CHIEF COMPLAINT:
Patient suffered an accidental trauma to the anterior area of the face, and wanted to “rebuild the broken teeth, as close as possible to their original shape“.
DIAGNOSIS:
Male patient, 29 years old, non-smoker. After hospital care, following facial trauma, the patient appeared in the consultation with extensive coronary fractures and pulp exposure on teeth 2.1 and 2.2. The fractures were at bone-level on the palatal level and the roots had marked mobility. Teeth 1.3, 1.2 and 1.1 were splinted with orthodontic wire. The splinting covered the vestibular and palatal surfaces. The three teeth also presented mobility. The lower lip was still sutured and oral hygiene was poor.
TREATMENT PLAN:
It was proposed to the patient to elaborate two treatment plans, one conservative and one more surgical. The two proposals could be tackled at first or become complementary, that is, if the more conservative plan proved insufficient, the more invasive approach would be followed.
A - Conservative Treatment Plan: Endodontic treatment on teeth 2.1 and 2.2. Gingivectomy with or without osteoplasty in the palatal area of teeth 2.1 and 2.2. Placement of a provisional bridge made in the laboratory. cast post and core fabrication for the fractured teeth. Placement of 2 elements bridge with Zr infrastructure coated with ceramic.
B - Surgical Treatment Plan: Construction of a provisional bridge with 2 elements bonded to teeth 1.1, 1.2 and 2.3. Extraction of teeth 2.1 and 2.2 and immediate placement of an implant at the site of 2.1. Guided tissue regeneration at the site to be intervened. Provisional 2 elements bridge screwed onto the implant. Definitive bridge with infrastructure in Zr coated ceramic screwed to the implant with metal interface.
These two plans were based on the assumption that teeth 1.3, 1.2 and 1.1 did not require intervention.
The patient, after being properly elucidated, opted for the conservative treatment plan.
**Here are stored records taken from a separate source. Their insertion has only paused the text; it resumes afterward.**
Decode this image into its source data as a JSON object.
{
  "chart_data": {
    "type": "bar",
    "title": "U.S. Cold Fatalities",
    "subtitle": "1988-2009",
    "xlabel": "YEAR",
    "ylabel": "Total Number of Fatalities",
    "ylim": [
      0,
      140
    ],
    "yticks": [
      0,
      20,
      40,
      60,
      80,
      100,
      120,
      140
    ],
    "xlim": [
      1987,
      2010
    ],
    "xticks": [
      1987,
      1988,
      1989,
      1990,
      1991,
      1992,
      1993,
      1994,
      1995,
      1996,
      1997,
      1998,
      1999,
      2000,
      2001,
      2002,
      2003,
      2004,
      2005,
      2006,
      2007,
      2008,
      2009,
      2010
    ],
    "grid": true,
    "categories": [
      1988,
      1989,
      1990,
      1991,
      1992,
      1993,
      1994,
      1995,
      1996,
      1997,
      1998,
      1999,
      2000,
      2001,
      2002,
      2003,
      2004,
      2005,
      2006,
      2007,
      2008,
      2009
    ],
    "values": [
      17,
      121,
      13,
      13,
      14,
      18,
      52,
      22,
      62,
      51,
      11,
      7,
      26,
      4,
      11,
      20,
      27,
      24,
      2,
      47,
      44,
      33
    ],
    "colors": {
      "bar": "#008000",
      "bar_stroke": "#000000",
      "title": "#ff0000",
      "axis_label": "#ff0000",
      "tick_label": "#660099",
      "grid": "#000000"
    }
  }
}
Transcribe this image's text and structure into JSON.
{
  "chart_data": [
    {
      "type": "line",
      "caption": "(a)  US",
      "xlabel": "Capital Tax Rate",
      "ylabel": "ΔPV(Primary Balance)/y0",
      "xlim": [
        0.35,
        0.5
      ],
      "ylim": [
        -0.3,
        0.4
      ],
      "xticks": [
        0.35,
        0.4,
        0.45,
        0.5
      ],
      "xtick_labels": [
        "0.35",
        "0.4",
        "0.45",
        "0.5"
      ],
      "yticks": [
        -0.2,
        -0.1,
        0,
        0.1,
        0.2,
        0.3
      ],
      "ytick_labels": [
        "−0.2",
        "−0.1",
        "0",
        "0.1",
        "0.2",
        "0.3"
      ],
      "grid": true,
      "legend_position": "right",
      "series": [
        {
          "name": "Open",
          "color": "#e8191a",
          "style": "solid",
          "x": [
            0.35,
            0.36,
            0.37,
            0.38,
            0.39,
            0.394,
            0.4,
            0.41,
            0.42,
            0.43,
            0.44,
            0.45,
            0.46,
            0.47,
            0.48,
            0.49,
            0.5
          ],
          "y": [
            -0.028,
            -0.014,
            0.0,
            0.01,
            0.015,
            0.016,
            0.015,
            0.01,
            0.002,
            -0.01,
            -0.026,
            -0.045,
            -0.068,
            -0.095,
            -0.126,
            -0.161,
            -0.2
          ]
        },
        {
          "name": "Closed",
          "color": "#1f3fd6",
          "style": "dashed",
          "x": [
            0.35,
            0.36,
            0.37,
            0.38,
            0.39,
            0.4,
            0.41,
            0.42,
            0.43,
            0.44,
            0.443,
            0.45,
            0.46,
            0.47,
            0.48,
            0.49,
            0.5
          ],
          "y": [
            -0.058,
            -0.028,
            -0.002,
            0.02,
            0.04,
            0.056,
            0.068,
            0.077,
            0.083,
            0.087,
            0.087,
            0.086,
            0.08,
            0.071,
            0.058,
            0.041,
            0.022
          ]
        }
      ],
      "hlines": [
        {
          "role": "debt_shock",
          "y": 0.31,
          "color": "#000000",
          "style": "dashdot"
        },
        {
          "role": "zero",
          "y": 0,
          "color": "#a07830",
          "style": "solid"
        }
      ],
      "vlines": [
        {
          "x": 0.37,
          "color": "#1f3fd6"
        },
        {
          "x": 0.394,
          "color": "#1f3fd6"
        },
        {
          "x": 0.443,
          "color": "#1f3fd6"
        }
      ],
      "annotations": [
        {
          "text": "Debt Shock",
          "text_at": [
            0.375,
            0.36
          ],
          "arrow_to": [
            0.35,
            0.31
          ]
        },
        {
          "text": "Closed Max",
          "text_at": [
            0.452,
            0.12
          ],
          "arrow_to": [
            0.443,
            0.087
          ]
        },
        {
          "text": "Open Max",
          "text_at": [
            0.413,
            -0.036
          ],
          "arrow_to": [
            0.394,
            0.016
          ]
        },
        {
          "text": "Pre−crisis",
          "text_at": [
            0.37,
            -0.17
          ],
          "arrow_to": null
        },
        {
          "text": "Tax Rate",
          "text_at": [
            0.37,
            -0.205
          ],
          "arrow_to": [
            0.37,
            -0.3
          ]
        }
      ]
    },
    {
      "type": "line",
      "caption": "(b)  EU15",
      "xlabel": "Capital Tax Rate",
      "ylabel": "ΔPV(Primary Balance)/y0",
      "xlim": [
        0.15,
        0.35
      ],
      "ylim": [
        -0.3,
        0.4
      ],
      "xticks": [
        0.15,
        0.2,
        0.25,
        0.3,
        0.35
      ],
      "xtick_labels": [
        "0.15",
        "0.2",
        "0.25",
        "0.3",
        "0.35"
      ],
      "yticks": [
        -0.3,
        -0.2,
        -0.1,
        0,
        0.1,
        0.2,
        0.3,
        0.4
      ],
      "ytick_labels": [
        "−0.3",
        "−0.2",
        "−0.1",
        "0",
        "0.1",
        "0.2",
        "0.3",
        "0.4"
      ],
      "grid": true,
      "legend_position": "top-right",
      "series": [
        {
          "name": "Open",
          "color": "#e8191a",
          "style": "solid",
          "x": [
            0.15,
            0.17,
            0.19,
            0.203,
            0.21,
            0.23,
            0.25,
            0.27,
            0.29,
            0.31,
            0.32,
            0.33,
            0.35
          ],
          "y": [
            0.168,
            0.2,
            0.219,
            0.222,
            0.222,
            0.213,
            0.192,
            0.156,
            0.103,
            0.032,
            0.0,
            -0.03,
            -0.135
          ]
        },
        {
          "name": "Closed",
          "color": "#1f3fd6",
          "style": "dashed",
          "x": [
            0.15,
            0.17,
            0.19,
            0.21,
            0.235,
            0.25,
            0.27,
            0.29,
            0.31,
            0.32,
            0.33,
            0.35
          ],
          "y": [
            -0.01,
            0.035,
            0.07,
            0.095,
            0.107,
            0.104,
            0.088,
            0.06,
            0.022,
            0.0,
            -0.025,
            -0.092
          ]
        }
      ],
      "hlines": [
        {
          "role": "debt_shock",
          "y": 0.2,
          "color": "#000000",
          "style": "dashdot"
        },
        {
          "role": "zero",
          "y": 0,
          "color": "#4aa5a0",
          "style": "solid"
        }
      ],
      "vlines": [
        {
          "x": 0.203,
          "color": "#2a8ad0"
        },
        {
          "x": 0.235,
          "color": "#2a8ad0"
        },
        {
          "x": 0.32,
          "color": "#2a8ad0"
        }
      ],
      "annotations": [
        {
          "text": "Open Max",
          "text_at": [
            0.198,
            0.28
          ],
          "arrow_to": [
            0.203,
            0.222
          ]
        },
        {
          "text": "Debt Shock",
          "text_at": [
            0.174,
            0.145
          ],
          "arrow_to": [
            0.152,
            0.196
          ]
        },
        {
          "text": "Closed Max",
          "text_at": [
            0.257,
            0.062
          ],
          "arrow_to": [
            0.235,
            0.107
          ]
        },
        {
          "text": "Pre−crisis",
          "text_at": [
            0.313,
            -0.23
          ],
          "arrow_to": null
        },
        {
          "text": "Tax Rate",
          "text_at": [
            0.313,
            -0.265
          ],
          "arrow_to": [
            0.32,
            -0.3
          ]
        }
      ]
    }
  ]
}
TEAM PLAY “DENTIST – DENTAL TECHNICIAN” NOTES:
Endodontic treatment of the teeth 2.1 and 2.2 was performed immediately, as the patient's symptomatology so demanded. In the same consultation, an extensive gingivectomy was performed with the electric scalpel, in order to expose the cervical limits of the fracture. Composite resins were placed in the root remnants with the intention of reshaping the emergence of soft tissues. I carried out an impression of the remaining roots for laboratory production of a provisional bridge. The provisional bridge of 2 elements, presented a format that aimed in the future to accommodate the core of cast post and core that would be cemented in the remaining roots. It had a metallic palatal reinforcement and two supports for the adjacent teeth, one mesial and one distal. The remaining roots were prepared for the production of two cast post and core. The cervical finishing lines were defined and the root canals were prepared. Impression was done using plastic tutors with the double mixture technique. Gingival retraction was done using kaolin paste. The provisional bridge was relined with self-curing acrylic, cemented temporarily over the roots and the supports attached to adjacent teeth. In the laboratory, the cast post and core were made, being careful to preserve space for the definition in the dental re-preparation of the cervical finishing line. Once the provisional bridge was removed, the post and core castings were cemented with resin-reinforced glass ionomer cement. The provisional bridge had to be retouched to allow the accommodation of the cores and was simultaneously readapted to the redefined cervical finishing line. For 2 months, the provisional bridge followed the periodontal stabilization of the traumatized roots and simultaneously managed the maturation of the gingival architecture.
During this period, the splint of the teeth 1.3.1.2 and 1.1 was also removed in order to evaluate its stability. This removal was done very carefully so as not to damage the buccal surface of the teeth. Polishing discs were used sequentially with rubber cups. After repeated vitality tests, the necrosis of tooth 1.1 was verified, and the necessary endodontic treatment was performed. The definitive impression was made with the double mixture technique and the kaolin used as gingival retraction. The provisional bridge was relined once again. In the laboratory, using CAD-CAM technology, an infrastructure was made in Zr and later coated with ceramic. During this process, we felt the need to add composite resin of mesial of the tooth 2.3 with the objective of maintaining the mesio-distal diameters symmetrical to the teeth of 1.1 and 1.2. In this sense, a transparent silicone index was produce that would be used in the mouth to direct this addition. In the mesial portion of the palatal surface of tooth 2.1 of the bridge was made a small cavity that would be used to place a small wire splint in order to ensure the eventual opening of a diastema. A relative isolation was made in the mouth, followed by the addition of composite resin in the 2.3 with the help of the silicone índex. The bridge was cemented permanently with resin-reinforced glass ionomer cement. Finally, a small portion of wire was bonded between the bridge and tooth 1.1.